ValueError: setting an array element with a sequence.

In [None]:
# making deep learning models more general purpose: use less layers and more epochs
test_y = ohe.transform(le.transform(test.cat).reshape(-1, 1))
test_X = np.array([x[0] for x in test.vectors])
model.evaluate(test_X, test_y)

## Play around with the following and note the changes in accuracy, as well as how long the training step takes):
##### Begin with a single dense hidden layer
* The accuracy increased from 14% to 16%.

##### Change the number of nodes in the hidden layer
* Using 8 nodes instead of 16 resulted in 16% accuracy. Using 32 nodes resulted in 14% accuracy.

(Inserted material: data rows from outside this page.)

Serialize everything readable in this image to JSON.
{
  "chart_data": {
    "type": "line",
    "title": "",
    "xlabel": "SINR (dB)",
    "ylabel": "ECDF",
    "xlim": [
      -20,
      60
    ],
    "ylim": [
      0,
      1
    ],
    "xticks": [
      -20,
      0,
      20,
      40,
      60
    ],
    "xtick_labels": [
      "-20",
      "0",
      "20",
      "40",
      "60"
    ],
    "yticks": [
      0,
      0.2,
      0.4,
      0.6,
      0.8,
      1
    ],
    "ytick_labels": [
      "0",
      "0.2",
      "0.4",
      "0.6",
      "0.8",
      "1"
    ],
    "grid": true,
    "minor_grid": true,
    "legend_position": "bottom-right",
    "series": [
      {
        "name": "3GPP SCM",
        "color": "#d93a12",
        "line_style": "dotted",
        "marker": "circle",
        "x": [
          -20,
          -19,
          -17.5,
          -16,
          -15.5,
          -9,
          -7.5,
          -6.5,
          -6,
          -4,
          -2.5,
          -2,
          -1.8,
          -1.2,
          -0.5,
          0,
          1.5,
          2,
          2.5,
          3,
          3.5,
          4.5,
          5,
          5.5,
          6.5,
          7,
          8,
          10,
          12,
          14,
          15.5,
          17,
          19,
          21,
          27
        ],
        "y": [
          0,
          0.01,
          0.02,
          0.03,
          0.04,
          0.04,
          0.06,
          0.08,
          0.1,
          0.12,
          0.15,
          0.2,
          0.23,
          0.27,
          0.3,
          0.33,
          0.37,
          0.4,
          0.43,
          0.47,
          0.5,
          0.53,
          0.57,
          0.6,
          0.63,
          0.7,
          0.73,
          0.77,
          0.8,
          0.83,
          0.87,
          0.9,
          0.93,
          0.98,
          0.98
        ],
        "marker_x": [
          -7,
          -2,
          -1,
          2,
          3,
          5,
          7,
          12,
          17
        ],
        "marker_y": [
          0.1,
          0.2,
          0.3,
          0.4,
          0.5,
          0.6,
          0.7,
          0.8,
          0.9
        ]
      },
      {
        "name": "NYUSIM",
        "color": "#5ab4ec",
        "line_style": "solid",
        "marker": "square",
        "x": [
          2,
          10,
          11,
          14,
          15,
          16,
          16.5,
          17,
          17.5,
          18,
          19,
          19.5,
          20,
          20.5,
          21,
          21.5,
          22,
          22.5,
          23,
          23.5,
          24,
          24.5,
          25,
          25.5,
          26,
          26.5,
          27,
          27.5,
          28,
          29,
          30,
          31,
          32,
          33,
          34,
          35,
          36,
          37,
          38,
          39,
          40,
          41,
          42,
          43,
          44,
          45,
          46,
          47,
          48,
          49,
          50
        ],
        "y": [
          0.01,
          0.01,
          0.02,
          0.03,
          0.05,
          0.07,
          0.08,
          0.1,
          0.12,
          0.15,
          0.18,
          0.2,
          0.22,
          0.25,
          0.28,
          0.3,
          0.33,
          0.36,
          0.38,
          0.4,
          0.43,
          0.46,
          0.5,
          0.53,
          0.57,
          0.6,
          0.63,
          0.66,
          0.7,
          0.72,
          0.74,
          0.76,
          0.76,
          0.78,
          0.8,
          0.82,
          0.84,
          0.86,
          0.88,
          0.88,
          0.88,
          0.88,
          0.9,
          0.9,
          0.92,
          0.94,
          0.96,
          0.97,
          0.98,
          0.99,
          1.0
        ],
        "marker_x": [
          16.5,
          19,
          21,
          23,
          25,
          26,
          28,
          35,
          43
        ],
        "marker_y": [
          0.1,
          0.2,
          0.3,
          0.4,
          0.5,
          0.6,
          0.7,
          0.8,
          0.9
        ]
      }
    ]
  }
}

##### Change the activation function of the hidden layer
* Changing the activation function to 'relu' did not change the accuracy from 16%.

##### Change the learning rate
* Changing the learning rate from 0.01 to 0.1 did not change the accuracy from 16%.

##### Add additional Dense layers
* I added two more hidden layers, intially all with 8 units, then with 8, 4, and 2. The accuracy stayed at 16%.

##### Add regularization (e.g., Dropout, L1, L2)
* I tried adding l1 and l2 regularization, with a range of values from 0.01 to 0.4. I wasn't able to increase the accuracy above 16%, but it did go down to 14% again. I think if I want to make this model better I should look into new values for numbers of layers and units in each layer.

## Answer the following questions in a markdown cell:
##### What is the neural network learning?
* The neural network is learning paramters for the functions used by nodes in the network.

##### How does the depth or width of the network affect the training and the results?
* Deeper and wider networks increase training time. As network sizes increase (in terms of depth and/or width), it becomes more likely that the corresponding model would be overfit. 

##### What is regularization? Why is it important?
* Regularization is a technique used to prevent overfitting. It's important because overfit models don't give us a good idea of how well they generalize when looking at new data.